I'm so relieved to realise that my decision to start an SMSF and become a trustee a couple of years ago has added to my life expectancy.

I think, actually, that this study suffers from one of the fallacies I learnt about in high school commerce: arguing that because B follows A, then B must have been caused by A. It's just as likely that both A and B were caused by X, Y and Z.

Perhaps it's got nothing to do with being an SMSF trustee and is really just saying that wealthy, well educated people live longer than poor people with less education. The fact that this cohort also happens to tend to start SMSF's rather than just relying on an off the shelf product is most likely to be coincidental with their extra life expectancy.

But I'm open to being shown otherwise. If I'm wrong, then every GP in the country should immediately prescribe 'open an SMSF' to all their patients.

Alun Stevens
May 25, 2015

I don't believe that the paper suffers from the fallacy of misinterpreting correlation for causality. It is simply comparing outcomes for SMSF trustees with those of the general public.

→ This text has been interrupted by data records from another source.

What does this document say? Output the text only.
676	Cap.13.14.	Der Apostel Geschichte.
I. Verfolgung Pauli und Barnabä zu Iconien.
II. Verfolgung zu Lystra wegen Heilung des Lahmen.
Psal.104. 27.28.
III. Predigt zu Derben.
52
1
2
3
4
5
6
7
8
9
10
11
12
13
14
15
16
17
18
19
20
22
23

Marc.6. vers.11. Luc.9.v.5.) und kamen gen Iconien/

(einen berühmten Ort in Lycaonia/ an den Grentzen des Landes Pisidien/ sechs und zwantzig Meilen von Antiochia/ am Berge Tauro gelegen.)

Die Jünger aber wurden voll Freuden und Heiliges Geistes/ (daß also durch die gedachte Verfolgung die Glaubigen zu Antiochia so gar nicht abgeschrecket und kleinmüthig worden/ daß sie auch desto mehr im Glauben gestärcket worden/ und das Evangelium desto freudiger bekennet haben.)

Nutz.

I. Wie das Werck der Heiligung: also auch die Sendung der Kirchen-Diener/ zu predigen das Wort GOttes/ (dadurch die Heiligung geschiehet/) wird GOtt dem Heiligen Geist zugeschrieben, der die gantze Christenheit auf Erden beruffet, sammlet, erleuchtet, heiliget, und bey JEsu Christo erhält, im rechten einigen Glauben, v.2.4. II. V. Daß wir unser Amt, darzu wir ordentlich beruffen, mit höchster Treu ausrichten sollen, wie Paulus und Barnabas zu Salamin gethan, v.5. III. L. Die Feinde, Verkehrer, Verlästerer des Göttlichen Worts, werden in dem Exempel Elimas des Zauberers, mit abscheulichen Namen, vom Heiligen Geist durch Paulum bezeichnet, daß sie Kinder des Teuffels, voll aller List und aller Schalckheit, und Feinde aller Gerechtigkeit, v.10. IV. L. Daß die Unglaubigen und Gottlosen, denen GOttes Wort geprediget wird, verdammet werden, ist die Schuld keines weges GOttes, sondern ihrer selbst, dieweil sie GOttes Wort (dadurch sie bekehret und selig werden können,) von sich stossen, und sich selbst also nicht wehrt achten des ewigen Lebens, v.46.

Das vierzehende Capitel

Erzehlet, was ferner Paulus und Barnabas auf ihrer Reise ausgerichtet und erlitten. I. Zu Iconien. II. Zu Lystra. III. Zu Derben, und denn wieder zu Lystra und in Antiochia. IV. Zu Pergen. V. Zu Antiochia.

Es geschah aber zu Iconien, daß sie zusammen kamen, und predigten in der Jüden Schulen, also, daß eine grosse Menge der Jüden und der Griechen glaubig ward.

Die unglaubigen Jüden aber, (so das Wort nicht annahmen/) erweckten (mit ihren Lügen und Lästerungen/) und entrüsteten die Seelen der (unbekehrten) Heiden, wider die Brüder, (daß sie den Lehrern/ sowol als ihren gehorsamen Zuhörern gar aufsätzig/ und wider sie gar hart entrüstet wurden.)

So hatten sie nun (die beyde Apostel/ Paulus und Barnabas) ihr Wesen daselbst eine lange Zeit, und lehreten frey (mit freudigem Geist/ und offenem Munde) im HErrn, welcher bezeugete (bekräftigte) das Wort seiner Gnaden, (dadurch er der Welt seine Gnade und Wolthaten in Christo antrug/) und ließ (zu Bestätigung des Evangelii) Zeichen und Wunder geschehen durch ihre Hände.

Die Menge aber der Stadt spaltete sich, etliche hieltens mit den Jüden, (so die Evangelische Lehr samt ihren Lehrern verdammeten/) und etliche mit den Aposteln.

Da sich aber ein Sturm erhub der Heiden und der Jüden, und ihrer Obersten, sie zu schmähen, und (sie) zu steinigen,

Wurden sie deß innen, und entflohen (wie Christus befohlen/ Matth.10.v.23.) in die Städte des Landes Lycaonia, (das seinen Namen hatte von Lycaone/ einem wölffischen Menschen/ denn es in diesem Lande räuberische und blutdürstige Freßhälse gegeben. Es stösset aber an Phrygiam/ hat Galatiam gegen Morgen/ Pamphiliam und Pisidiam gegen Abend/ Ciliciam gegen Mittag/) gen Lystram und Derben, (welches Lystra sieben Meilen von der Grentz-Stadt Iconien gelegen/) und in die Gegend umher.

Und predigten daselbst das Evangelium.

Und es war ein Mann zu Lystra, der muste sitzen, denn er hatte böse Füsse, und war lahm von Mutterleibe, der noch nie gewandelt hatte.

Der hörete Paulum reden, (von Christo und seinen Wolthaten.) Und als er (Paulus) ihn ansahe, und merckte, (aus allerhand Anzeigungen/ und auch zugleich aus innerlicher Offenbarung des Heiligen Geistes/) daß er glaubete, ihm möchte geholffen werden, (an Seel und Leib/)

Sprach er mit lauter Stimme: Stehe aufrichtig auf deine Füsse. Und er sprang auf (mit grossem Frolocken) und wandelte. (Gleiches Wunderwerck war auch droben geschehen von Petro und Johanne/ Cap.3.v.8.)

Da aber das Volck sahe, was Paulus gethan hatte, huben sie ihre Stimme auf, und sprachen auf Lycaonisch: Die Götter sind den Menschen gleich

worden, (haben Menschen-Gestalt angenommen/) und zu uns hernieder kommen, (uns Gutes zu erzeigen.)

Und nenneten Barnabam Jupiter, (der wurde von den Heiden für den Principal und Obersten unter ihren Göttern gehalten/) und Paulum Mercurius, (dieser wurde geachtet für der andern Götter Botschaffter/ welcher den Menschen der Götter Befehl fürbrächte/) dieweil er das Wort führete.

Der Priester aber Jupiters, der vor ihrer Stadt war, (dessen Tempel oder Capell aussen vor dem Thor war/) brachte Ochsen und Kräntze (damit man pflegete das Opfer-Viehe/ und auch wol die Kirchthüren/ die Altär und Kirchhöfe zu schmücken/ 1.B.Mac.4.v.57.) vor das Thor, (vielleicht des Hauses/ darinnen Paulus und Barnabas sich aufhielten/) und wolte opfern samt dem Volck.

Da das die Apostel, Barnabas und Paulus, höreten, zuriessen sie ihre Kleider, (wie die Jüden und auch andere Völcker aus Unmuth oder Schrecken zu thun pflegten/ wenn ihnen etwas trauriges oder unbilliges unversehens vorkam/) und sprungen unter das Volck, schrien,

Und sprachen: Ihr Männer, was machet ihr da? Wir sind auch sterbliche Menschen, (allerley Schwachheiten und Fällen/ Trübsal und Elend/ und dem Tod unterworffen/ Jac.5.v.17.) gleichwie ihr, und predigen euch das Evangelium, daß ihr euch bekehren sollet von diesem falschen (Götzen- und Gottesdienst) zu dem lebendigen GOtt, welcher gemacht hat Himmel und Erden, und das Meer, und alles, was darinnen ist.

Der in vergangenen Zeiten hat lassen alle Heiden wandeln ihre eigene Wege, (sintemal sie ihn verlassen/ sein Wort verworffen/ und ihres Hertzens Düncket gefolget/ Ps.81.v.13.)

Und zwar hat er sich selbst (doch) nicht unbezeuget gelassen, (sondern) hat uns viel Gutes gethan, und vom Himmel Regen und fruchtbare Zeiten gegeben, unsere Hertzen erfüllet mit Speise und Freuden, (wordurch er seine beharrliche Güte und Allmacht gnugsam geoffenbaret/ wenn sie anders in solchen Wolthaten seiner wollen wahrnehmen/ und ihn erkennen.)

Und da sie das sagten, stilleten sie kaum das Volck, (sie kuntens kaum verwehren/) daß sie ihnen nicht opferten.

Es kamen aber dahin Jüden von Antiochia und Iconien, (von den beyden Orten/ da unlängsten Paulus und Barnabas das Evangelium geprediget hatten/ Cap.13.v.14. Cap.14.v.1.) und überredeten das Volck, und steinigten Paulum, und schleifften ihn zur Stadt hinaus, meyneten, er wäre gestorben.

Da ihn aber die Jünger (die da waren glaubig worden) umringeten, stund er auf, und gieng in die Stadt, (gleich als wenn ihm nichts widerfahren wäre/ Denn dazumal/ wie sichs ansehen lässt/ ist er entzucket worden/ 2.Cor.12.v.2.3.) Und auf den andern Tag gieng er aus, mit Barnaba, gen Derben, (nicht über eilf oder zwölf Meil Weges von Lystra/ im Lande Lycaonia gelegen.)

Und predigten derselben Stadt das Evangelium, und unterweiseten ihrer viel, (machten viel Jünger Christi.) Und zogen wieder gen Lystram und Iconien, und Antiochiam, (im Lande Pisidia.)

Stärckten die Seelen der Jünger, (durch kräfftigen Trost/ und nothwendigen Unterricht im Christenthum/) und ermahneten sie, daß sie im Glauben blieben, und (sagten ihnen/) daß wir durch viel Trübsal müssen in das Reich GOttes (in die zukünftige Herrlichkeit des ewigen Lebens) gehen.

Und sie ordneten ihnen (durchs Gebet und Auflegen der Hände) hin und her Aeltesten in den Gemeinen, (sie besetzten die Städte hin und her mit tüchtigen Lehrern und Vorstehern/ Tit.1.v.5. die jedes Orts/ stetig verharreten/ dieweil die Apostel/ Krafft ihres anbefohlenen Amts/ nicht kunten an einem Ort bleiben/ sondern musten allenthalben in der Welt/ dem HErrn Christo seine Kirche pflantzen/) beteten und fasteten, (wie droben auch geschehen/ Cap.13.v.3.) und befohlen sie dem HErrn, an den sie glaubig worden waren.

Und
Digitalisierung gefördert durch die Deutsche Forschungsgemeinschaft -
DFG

The causality is undoubtedly the beneficial outcomes from the socio-economic standing of the average SMSF trustee when compared to the total population. The results are entirely consistent with many studies over many years that have considered the mortality experience of different socio-economic cohorts. Even with those studies, however, it is worth remembering that it is not the money that causes the better outcomes - although it helps.

The GPs, however, might have been misled by the statistical inference. They pretty much all have SMSFs.